N-Step Q Learning¶

Actions space: Discrete

References: Asynchronous Methods for Deep Reinforcement Learning

Network Structure¶

The $N$-step Q learning algorithm works in similar manner to DQN except for the following changes:

No replay buffer is used. Instead of sampling random batches of transitions, the network is trained every $N$ steps using the latest $N$ steps played by the agent.
In order to stabilize the learning, multiple workers work together to update the network. This creates the same effect as uncorrelating the samples used for training.
Instead of using single-step Q targets for the network, the rewards from $N$ consequent steps are accumulated to form the $N$-step Q targets, according to the following equation: $R(s_t, a_t) = \sum_{i=t}^{i=t + k - 1} \gamma^{i-t}r_i +\gamma^{k} V(s_{t+k})$ where $k$ is $T_{max} - State\_Index$ for each state in the batch

class rl_coach.agents.n_step_q_agent.NStepQAlgorithmParameters[source]¶

Parameters

num_steps_between_copying_online_weights_to_target – (StepMethod) The number of steps between copying the online network weights to the target network weights.
apply_gradients_every_x_episodes – (int) The number of episodes between applying the accumulated gradients to the network. After every num_steps_between_gradient_updates steps, the agent will calculate the gradients for the collected data, it will then accumulate it in internal accumulators, and will only apply them to the network once in every apply_gradients_every_x_episodes episodes.
num_steps_between_gradient_updates – (int) The number of steps between calculating gradients for the collected data.

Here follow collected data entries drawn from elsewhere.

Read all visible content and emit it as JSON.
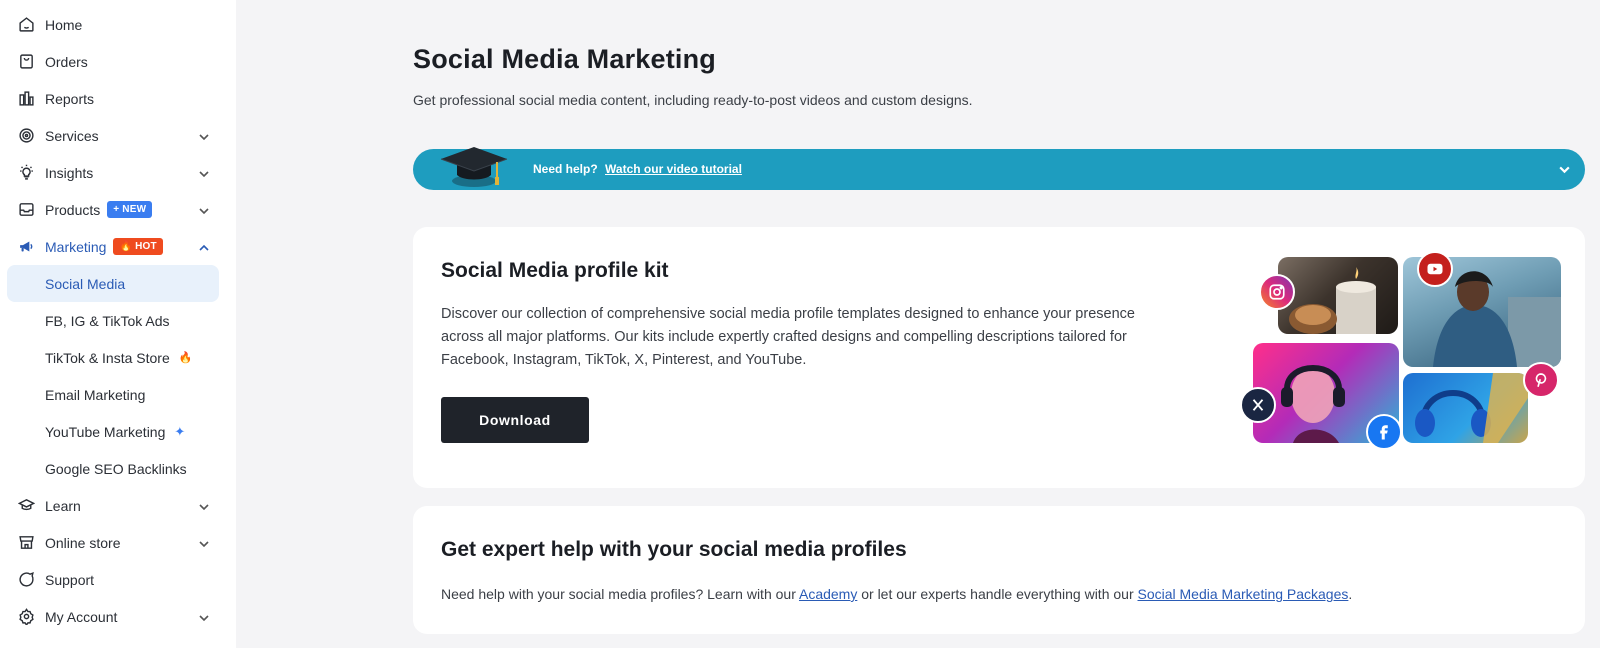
{
  "sidebar": {
    "items": [
      {
        "label": "Home",
        "icon": "home-icon"
      },
      {
        "label": "Orders",
        "icon": "orders-icon"
      },
      {
        "label": "Reports",
        "icon": "reports-icon"
      },
      {
        "label": "Services",
        "icon": "target-icon",
        "expandable": true
      },
      {
        "label": "Insights",
        "icon": "lightbulb-icon",
        "expandable": true
      },
      {
        "label": "Products",
        "icon": "inbox-icon",
        "expandable": true,
        "badge": "NEW"
      },
      {
        "label": "Marketing",
        "icon": "megaphone-icon",
        "expandable": true,
        "expanded": true,
        "badge": "HOT"
      },
      {
        "label": "Learn",
        "icon": "graduation-cap-icon",
        "expandable": true
      },
      {
        "label": "Online store",
        "icon": "store-icon",
        "expandable": true
      },
      {
        "label": "Support",
        "icon": "chat-icon"
      },
      {
        "label": "My Account",
        "icon": "gear-icon",
        "expandable": true
      }
    ],
    "marketing_sub": [
      {
        "label": "Social Media",
        "active": true
      },
      {
        "label": "FB, IG & TikTok Ads"
      },
      {
        "label": "TikTok & Insta Store",
        "icon": "flame-icon"
      },
      {
        "label": "Email Marketing"
      },
      {
        "label": "YouTube Marketing",
        "icon": "sparkle-icon"
      },
      {
        "label": "Google SEO Backlinks"
      }
    ],
    "badges": {
      "new": "NEW",
      "hot": "HOT"
    }
  },
  "page": {
    "title": "Social Media Marketing",
    "subtitle": "Get professional social media content, including ready-to-post videos and custom designs."
  },
  "help_bar": {
    "prefix": "Need help?",
    "link": "Watch our video tutorial"
  },
  "kit_card": {
    "title": "Social Media profile kit",
    "description": "Discover our collection of comprehensive social media profile templates designed to enhance your presence across all major platforms. Our kits include expertly crafted designs and compelling descriptions tailored for Facebook, Instagram, TikTok, X, Pinterest, and YouTube.",
    "button": "Download"
  },
  "expert_card": {
    "title": "Get expert help with your social media profiles",
    "text_before": "Need help with your social media profiles? Learn with our ",
    "link_academy": "Academy",
    "text_middle": " or let our experts handle everything with our ",
    "link_packages": "Social Media Marketing Packages",
    "text_after": "."
  },
  "colors": {
    "accent": "#2a5bb5",
    "help_bar": "#1e9dbf",
    "badge_new": "#3a7df0",
    "badge_hot": "#ef4b1f",
    "button_dark": "#1f232a"
  }
}
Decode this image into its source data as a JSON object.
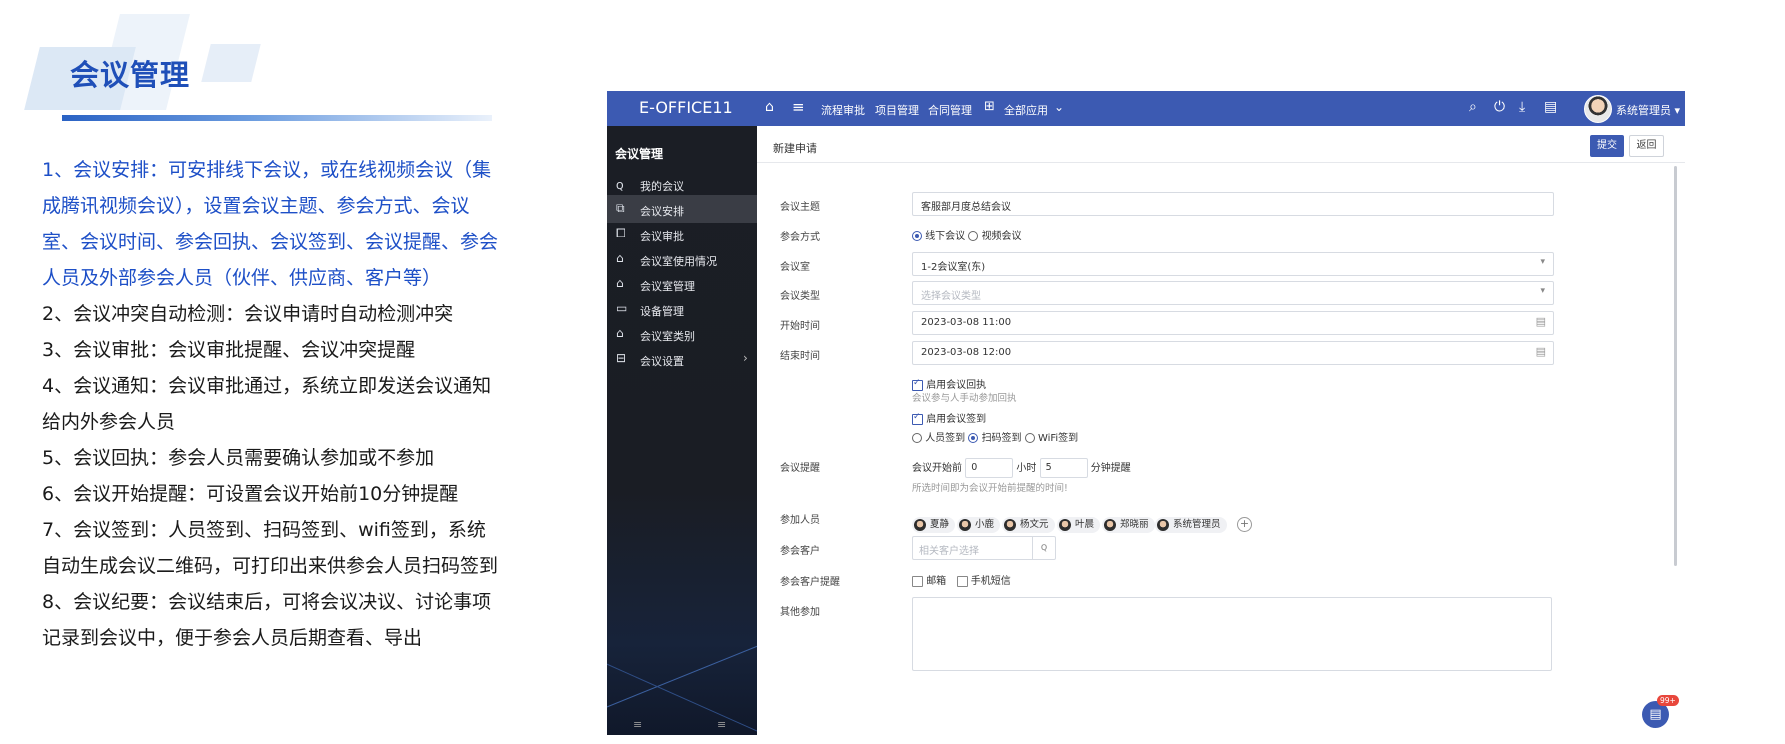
{
  "slide": {
    "title": "会议管理",
    "paragraphs": [
      {
        "text": "1、会议安排：可安排线下会议，或在线视频会议（集成腾讯视频会议），设置会议主题、参会方式、会议室、会议时间、参会回执、会议签到、会议提醒、参会人员及外部参会人员（伙伴、供应商、客户等）",
        "color": "#1d4fc7"
      },
      {
        "text": "2、会议冲突自动检测：会议申请时自动检测冲突",
        "color": "#1a1a1a"
      },
      {
        "text": "3、会议审批：会议审批提醒、会议冲突提醒",
        "color": "#1a1a1a"
      },
      {
        "text": "4、会议通知：会议审批通过，系统立即发送会议通知给内外参会人员",
        "color": "#1a1a1a"
      },
      {
        "text": "5、会议回执：参会人员需要确认参加或不参加",
        "color": "#1a1a1a"
      },
      {
        "text": "6、会议开始提醒：可设置会议开始前10分钟提醒",
        "color": "#1a1a1a"
      },
      {
        "text": "7、会议签到：人员签到、扫码签到、wifi签到，系统自动生成会议二维码，可打印出来供参会人员扫码签到",
        "color": "#1a1a1a"
      },
      {
        "text": "8、会议纪要：会议结束后，可将会议决议、讨论事项记录到会议中，便于参会人员后期查看、导出",
        "color": "#1a1a1a"
      }
    ]
  },
  "app": {
    "brand": "E-OFFICE11",
    "nav": [
      "流程审批",
      "项目管理",
      "合同管理",
      "全部应用"
    ],
    "user": "系统管理员",
    "colors": {
      "primary": "#3c5ab2",
      "sidebar": "#1b1e25"
    },
    "icons": {
      "home": "home-icon",
      "menu": "hamburger-icon",
      "search": "search-icon",
      "power": "power-icon",
      "download": "download-icon",
      "doc": "document-icon"
    }
  },
  "sidebar": {
    "title": "会议管理",
    "items": [
      {
        "label": "我的会议",
        "icon": "user-icon"
      },
      {
        "label": "会议安排",
        "icon": "schedule-icon"
      },
      {
        "label": "会议审批",
        "icon": "approval-icon"
      },
      {
        "label": "会议室使用情况",
        "icon": "room-usage-icon"
      },
      {
        "label": "会议室管理",
        "icon": "room-manage-icon"
      },
      {
        "label": "设备管理",
        "icon": "device-icon"
      },
      {
        "label": "会议室类别",
        "icon": "category-icon"
      },
      {
        "label": "会议设置",
        "icon": "settings-icon"
      }
    ],
    "active_index": 1
  },
  "form": {
    "page_title": "新建申请",
    "submit": "提交",
    "back": "返回",
    "subject": {
      "label": "会议主题",
      "value": "客服部月度总结会议"
    },
    "mode": {
      "label": "参会方式",
      "options": [
        "线下会议",
        "视频会议"
      ],
      "selected": "线下会议"
    },
    "room": {
      "label": "会议室",
      "value": "1-2会议室(东)"
    },
    "type": {
      "label": "会议类型",
      "placeholder": "选择会议类型"
    },
    "start": {
      "label": "开始时间",
      "value": "2023-03-08 11:00"
    },
    "end": {
      "label": "结束时间",
      "value": "2023-03-08 12:00"
    },
    "receipt": {
      "label": "启用会议回执",
      "hint": "会议参与人手动参加回执",
      "checked": true
    },
    "signin": {
      "label": "启用会议签到",
      "checked": true,
      "options": [
        "人员签到",
        "扫码签到",
        "WiFi签到"
      ],
      "selected": "扫码签到"
    },
    "reminder": {
      "label": "会议提醒",
      "prefix": "会议开始前",
      "hours": "0",
      "hours_unit": "小时",
      "minutes": "5",
      "suffix": "分钟提醒",
      "hint": "所选时间即为会议开始前提醒的时间!"
    },
    "attendees": {
      "label": "参加人员",
      "people": [
        "夏静",
        "小鹿",
        "杨文元",
        "叶晨",
        "郑晓丽",
        "系统管理员"
      ]
    },
    "customer": {
      "label": "参会客户",
      "placeholder": "相关客户选择"
    },
    "customer_remind": {
      "label": "参会客户提醒",
      "options": [
        "邮箱",
        "手机短信"
      ]
    },
    "other": {
      "label": "其他参加"
    }
  },
  "chat_badge": "99+"
}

In the A3C paper, this parameter is called t_max. Since this algorithm is on-policy, only the steps collected between each two gradient calculations are used in the batch.
targets_horizon – (str) Should be either ‘N-Step’ or ‘1-Step’, and defines the length for which to bootstrap the network values over. Essentially, 1-Step follows the regular 1 step bootstrapping Q learning update. For more information, please refer to the original paper (https://arxiv.org/abs/1602.01783)